= Merab Ratishvili =

Merab Ratishvili (born 16 May 1959) is a Georgian businessman, political scientist and author who has been imprisoned in Georgia since 15 July 2008 for his political activities and opposition to the Mikheil Saakashvili government.

==Childhood and education==
Merab Ratishvili was born in Gori, and educated in Moscow.

==Administrator==
He is a former Chair of the Organisation for Economic Development and Cooperation, as referenced on the back cover of the English versions of his novels "Juga" and "Iliadi".

==Legal case==
On 26 October 2007 Merab Ratishvili was arrested in Tbilisi, Georgia and on 15 July 2008 sentenced to 9 years imprisonment, charged with the possession and use of drugs.

Both Georgian and international human rights organisations reported that in their opinion Ratishvili had been arrested because of his support for the political opposition to Mikheil Saakashvili, then President of Georgia.

Merab Ratishvili always maintained his innocence, and his case was submitted to the European Court of Human Rights.

In a 2008 report by the then Public Defender of Human Rights in Georgia Sozar Subari Merab Ratishvili was identified as a political prisoner.

A 2011 report by the Georgian Young Lawyers' Association highlighted Merab Ratishvili's case and concluded that "the preliminary investigation and court review were conducted with both material and procedural violations, meaning that the verdict delivered in Ratishvili's case is unlawful."

In its 2009 report the International Federation for Human Rights (FIDH), stated, "The FIDH fact-finding mission is convinced that Merab Ratishvili is the victim of a purely fabricated, politically motivated case".
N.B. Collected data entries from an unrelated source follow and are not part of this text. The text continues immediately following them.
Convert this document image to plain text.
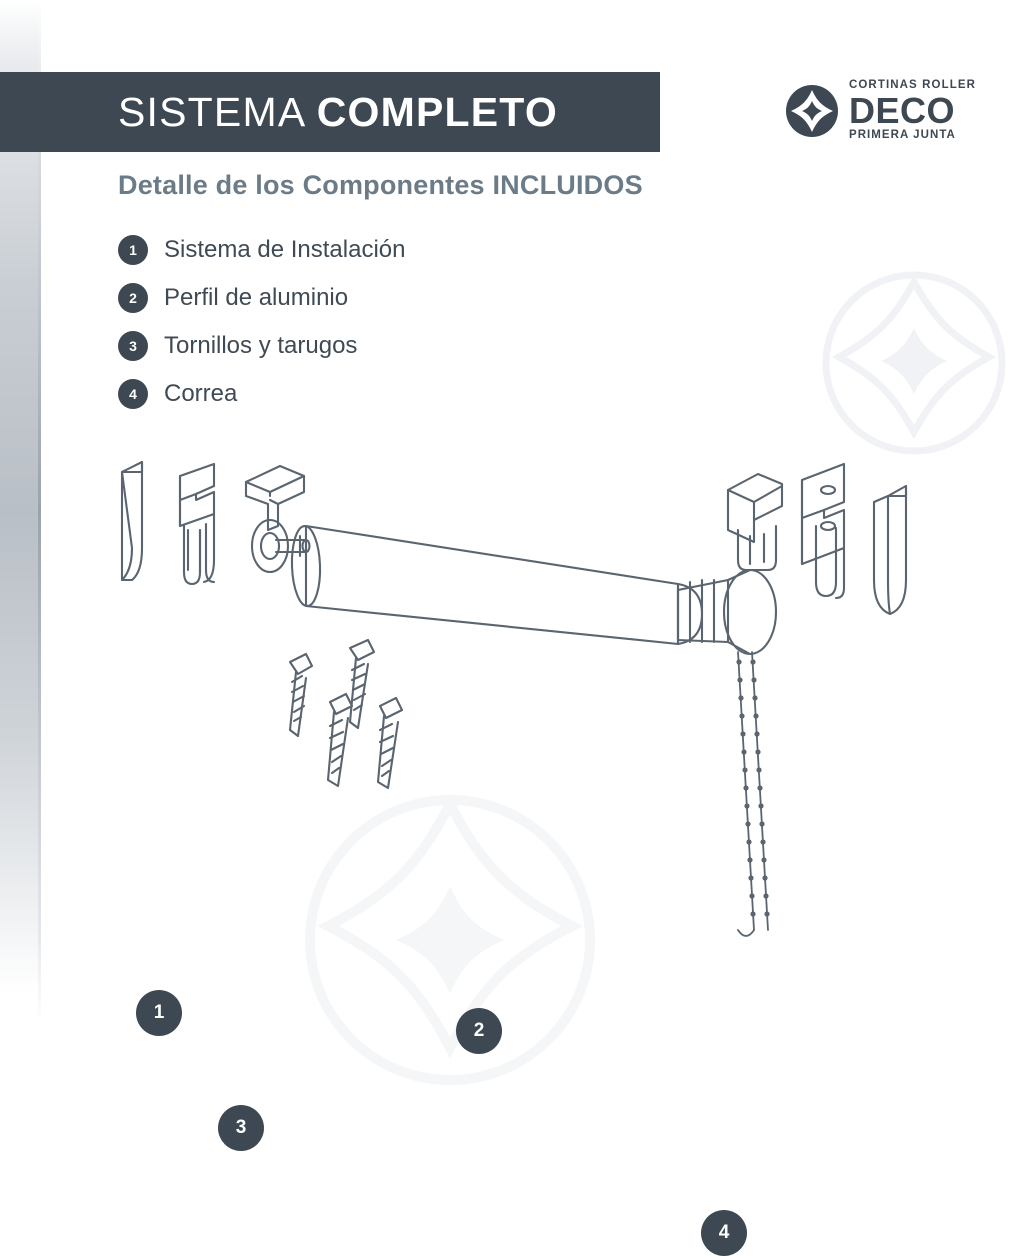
SISTEMA COMPLETO
CORTINAS ROLLER
DECO
PRIMERA JUNTA
Detalle de los Componentes INCLUIDOS
1	Sistema de Instalación
2	Perfil de aluminio
3	Tornillos y tarugos
4	Correa
1
2
3
4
In April 2011, Thomas Hammarberg, Commissioner for Human Rights of the Council of Europe, visited Merab Ratishvili in Rustavi prison No.6 as part of a visit to Georgia to report on the administration of justice and level of protection of human rights in the justice system of Georgia.

In November 2012 Ratishvili was one of the first prisoners released by the new Georgian government, which acknowledged he was a political prisoner.

==Author==
Ratishvili used his time in prison to become a novelist. His first two novels, "Juga" and "Iliadi", have been translated into Russian, English and French. Other works, including another novel, "White Lama", are available in Georgian.